Now the commercial success of these relics (and I'm referring to the franchises here, not the actors) seems to have convinced those in control of the rights of other popular 1980s characters that there's easy money to be had from digging up the hits of the past. The cycle of once-popular movie heroes returning from the commercial hinterland is already continuing with the news that Eddie Murphy is to climb back into Axel Foley's sweatshirts and weekend sneakers for another Beverly Hills Cop film.

Putting aside the small matter that the charms of this narcissistic would-be hipster expired about halfway through the original 1984 blockbuster comedy, Murphy has squandered most of the public's goodwill following a run of anodyne family-oriented knock-offs that sought to rehabilitate his formerly abrasive image. Occasionally, he'll do something like Dreamgirls or Bowfinger that gives you a poignant reminder of how sparky he can be.
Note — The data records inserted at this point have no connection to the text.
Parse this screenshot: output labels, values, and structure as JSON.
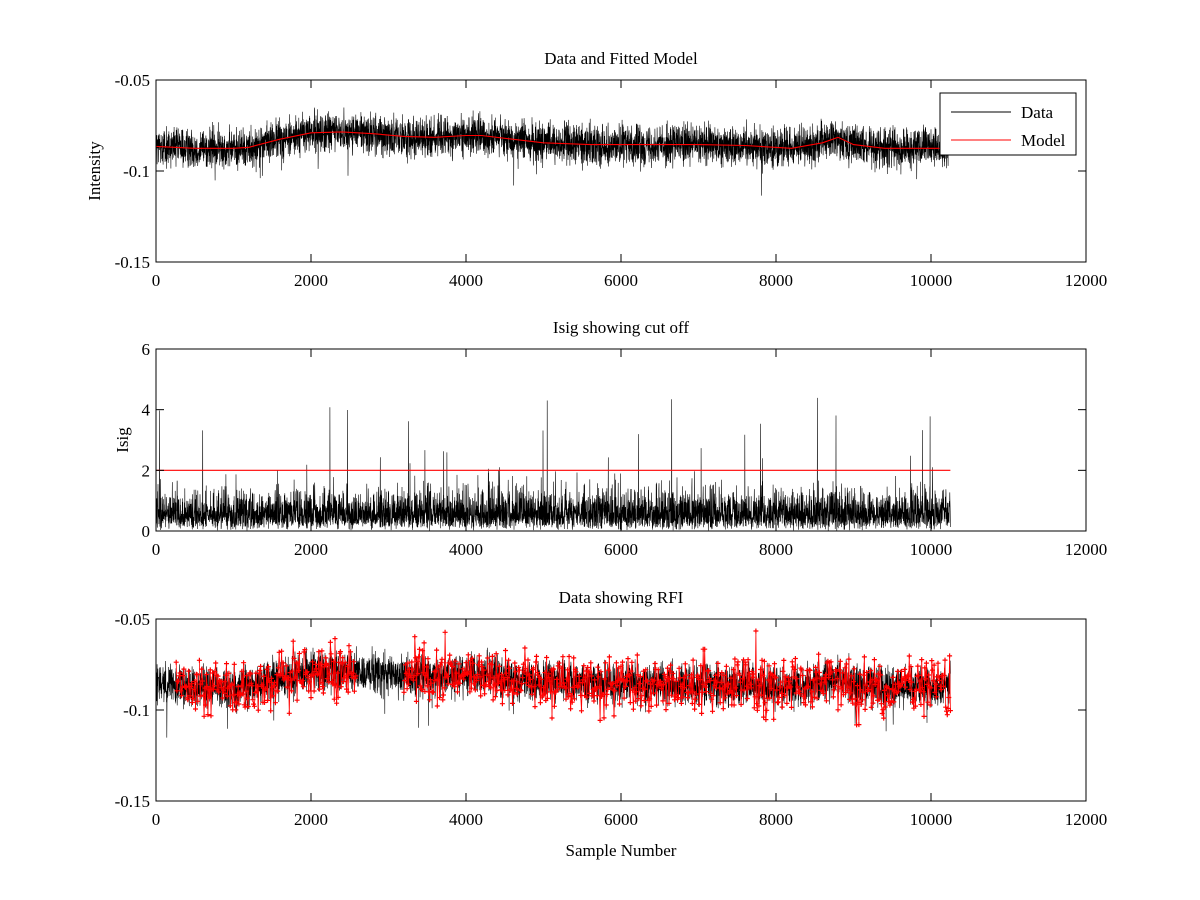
{
  "chart_data": [
    {
      "type": "line",
      "title": "Data and Fitted Model",
      "xlabel": "",
      "ylabel": "Intensity",
      "xlim": [
        0,
        12000
      ],
      "ylim": [
        -0.15,
        -0.05
      ],
      "y_reversed": true,
      "xticks": [
        0,
        2000,
        4000,
        6000,
        8000,
        10000,
        12000
      ],
      "yticks": [
        -0.05,
        -0.1,
        -0.15
      ],
      "xtick_labels": [
        "0",
        "2000",
        "4000",
        "6000",
        "8000",
        "10000",
        "12000"
      ],
      "ytick_labels": [
        "-0.05",
        "-0.1",
        "-0.15"
      ],
      "grid": false,
      "legend": {
        "position": "top-right",
        "entries": [
          "Data",
          "Model"
        ]
      },
      "series": [
        {
          "name": "Data",
          "color": "#000000",
          "style": "noisy-line",
          "x_range": [
            0,
            10250
          ],
          "noise_amplitude": 0.009,
          "baseline_ref": "Model"
        },
        {
          "name": "Model",
          "color": "#ff0000",
          "x": [
            0,
            500,
            1000,
            1200,
            1600,
            2000,
            2400,
            2800,
            3200,
            3600,
            4000,
            4200,
            4600,
            5000,
            5600,
            6000,
            6600,
            7000,
            7600,
            8200,
            8600,
            8800,
            9000,
            9400,
            10000,
            10250
          ],
          "y": [
            -0.0865,
            -0.0875,
            -0.0875,
            -0.087,
            -0.0825,
            -0.079,
            -0.0785,
            -0.0795,
            -0.081,
            -0.0815,
            -0.0805,
            -0.0805,
            -0.0825,
            -0.0845,
            -0.0855,
            -0.0855,
            -0.0855,
            -0.0855,
            -0.086,
            -0.0875,
            -0.0845,
            -0.0815,
            -0.0855,
            -0.0875,
            -0.0875,
            -0.0875
          ]
        }
      ]
    },
    {
      "type": "line",
      "title": "Isig showing cut off",
      "xlabel": "",
      "ylabel": "Isig",
      "xlim": [
        0,
        12000
      ],
      "ylim": [
        0,
        6
      ],
      "xticks": [
        0,
        2000,
        4000,
        6000,
        8000,
        10000,
        12000
      ],
      "yticks": [
        0,
        2,
        4,
        6
      ],
      "xtick_labels": [
        "0",
        "2000",
        "4000",
        "6000",
        "8000",
        "10000",
        "12000"
      ],
      "ytick_labels": [
        "0",
        "2",
        "4",
        "6"
      ],
      "grid": false,
      "series": [
        {
          "color": "#000000",
          "style": "noisy-positive",
          "x_range": [
            0,
            10250
          ],
          "typical_max": 2.0,
          "peak_max": 4.4
        },
        {
          "color": "#ff0000",
          "x": [
            0,
            10250
          ],
          "y": [
            2,
            2
          ]
        }
      ]
    },
    {
      "type": "line",
      "title": "Data showing RFI",
      "xlabel": "Sample Number",
      "ylabel": "",
      "xlim": [
        0,
        12000
      ],
      "ylim": [
        -0.15,
        -0.05
      ],
      "y_reversed": true,
      "xticks": [
        0,
        2000,
        4000,
        6000,
        8000,
        10000,
        12000
      ],
      "yticks": [
        -0.05,
        -0.1,
        -0.15
      ],
      "xtick_labels": [
        "0",
        "2000",
        "4000",
        "6000",
        "8000",
        "10000",
        "12000"
      ],
      "ytick_labels": [
        "-0.05",
        "-0.1",
        "-0.15"
      ],
      "grid": false,
      "series": [
        {
          "color": "#000000",
          "style": "noisy-line",
          "x_range": [
            0,
            10250
          ],
          "noise_amplitude": 0.009,
          "baseline_ref": "Model"
        },
        {
          "color": "#ff0000",
          "style": "flagged-markers",
          "marker": "+",
          "flagged_ranges": [
            [
              260,
              540
            ],
            [
              560,
              2580
            ],
            [
              3200,
              10250
            ]
          ],
          "noise_amplitude": 0.012
        }
      ]
    }
  ]
}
But the choices that he makes, the hopeless projects to which he attaches his name, have long served notice on his talent.

Clearly somebody somewhere has seen the ease with which the 1980s revival has coaxed money from undiscerning punters, and concluded that if they'll cough up for Rocky and Rambo, they'll do it for Axel. (It could be worse: Stallone was the original choice for the lead in Beverly Hills Cop.) So that's the bad news. The really, really bad news is that Brett Ratner, king of the hacks, is directing the film, and has remarked: "10-year-old kids, 12-year-old kids don't really know the old Beverly Hills Cop. So it's an opportunity to make it new for kids. The same way it felt for me watching Beverly Hills Cop when I was a kid, that's what I want to do for kids today." Who among us, as we read those lines, can fail to hear in our ears Axel Foley's catchphrase? Which was, if you recall, an extended, gloating, self-regarding laugh which suggested strongly that the joke is on us - "Heh, heh, heh ..."

All of which is a long-winded way of saying: Please don't let anyone have the bright idea of making more Smokey and the Bandit movies.